Rank $ (a) {\aleph_4}^{\aleph_4}, (b) {\aleph_0}^{\aleph_4}, (c) {\aleph_4}^{\aleph_0}, (d) {\aleph_4}, (e) {\aleph_5}, (f) {\aleph_5}^{\aleph_0} $
Since $2^{\aleph_4}\le\aleph_4^{\aleph_4}\le(2^{\aleph_4})^{\aleph_4}=2^{\aleph_4}$ etc. (a) and (b) are both $2^{\aleph_4}\ge\aleph_5$ (both (e) and (f), which exceed (d)). Analyze (c) using $\aleph_5=2^{\aleph_0}\le\aleph_4^{\aleph_0}\le2^{\aleph_4\aleph_0}=2^{\aleph_4}$, so dropping the brackets $a=b\ge c\ge e=f>d$. But $e=\aleph_5^{\aleph_0}\ge c$, co the second $\ge$ becomes $=$. Since $b=c$ is equivalent to $2^{\aleph_4}=2^{\aleph_0}$, it's undecidable as @spaceisdarkgreen notes (indeed, @tomasz notes Easton's theorem shows this).

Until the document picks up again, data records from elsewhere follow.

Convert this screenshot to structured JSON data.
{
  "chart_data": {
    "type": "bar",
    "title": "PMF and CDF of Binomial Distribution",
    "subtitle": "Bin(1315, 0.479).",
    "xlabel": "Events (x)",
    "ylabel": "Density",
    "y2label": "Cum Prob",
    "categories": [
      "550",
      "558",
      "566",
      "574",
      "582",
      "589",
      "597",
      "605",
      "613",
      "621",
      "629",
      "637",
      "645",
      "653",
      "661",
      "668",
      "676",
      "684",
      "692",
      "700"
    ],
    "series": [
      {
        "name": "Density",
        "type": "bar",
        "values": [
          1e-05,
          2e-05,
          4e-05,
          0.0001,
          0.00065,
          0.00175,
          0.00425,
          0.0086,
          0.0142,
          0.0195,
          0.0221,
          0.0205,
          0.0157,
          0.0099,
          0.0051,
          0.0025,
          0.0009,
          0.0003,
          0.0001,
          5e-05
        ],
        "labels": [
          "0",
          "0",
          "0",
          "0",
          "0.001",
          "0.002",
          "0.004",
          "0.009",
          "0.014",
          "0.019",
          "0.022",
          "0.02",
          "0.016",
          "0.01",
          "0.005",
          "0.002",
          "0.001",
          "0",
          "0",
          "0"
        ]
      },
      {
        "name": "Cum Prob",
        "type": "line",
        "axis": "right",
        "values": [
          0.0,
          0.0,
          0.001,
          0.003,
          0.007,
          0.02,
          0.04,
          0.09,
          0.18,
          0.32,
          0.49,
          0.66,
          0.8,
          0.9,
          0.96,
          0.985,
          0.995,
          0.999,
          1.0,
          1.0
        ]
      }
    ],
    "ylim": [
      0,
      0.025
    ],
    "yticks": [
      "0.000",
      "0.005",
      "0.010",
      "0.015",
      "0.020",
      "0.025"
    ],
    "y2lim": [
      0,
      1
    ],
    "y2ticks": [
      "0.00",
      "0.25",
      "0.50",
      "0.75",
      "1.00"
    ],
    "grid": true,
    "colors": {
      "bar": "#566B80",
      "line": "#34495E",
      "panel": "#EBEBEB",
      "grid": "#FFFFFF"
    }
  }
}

$\aleph_4$ is simiply the fourth smallest infinite (well-ordered, if you work in ZF) cardinal.
- From what you wrote, $\aleph_5=\aleph_5^{\aleph_0}$, so you have one equality.
- By definition, $\aleph_4<\aleph_5$.
- Clearly, $\aleph_4^{\aleph_0}\geq 2^{\aleph_0}=\aleph_5$.
- On the other hand, $\aleph_5=\aleph_5^{\aleph_0}\geq \aleph_4^{\aleph_0}$.
- For arbitrary cardinals $2\leq\lambda<\kappa$, $\kappa^\kappa=\lambda^\kappa$.
This is enough to find the order and specify all but one inequality, which is undecidable e.g. by Easton's theorem.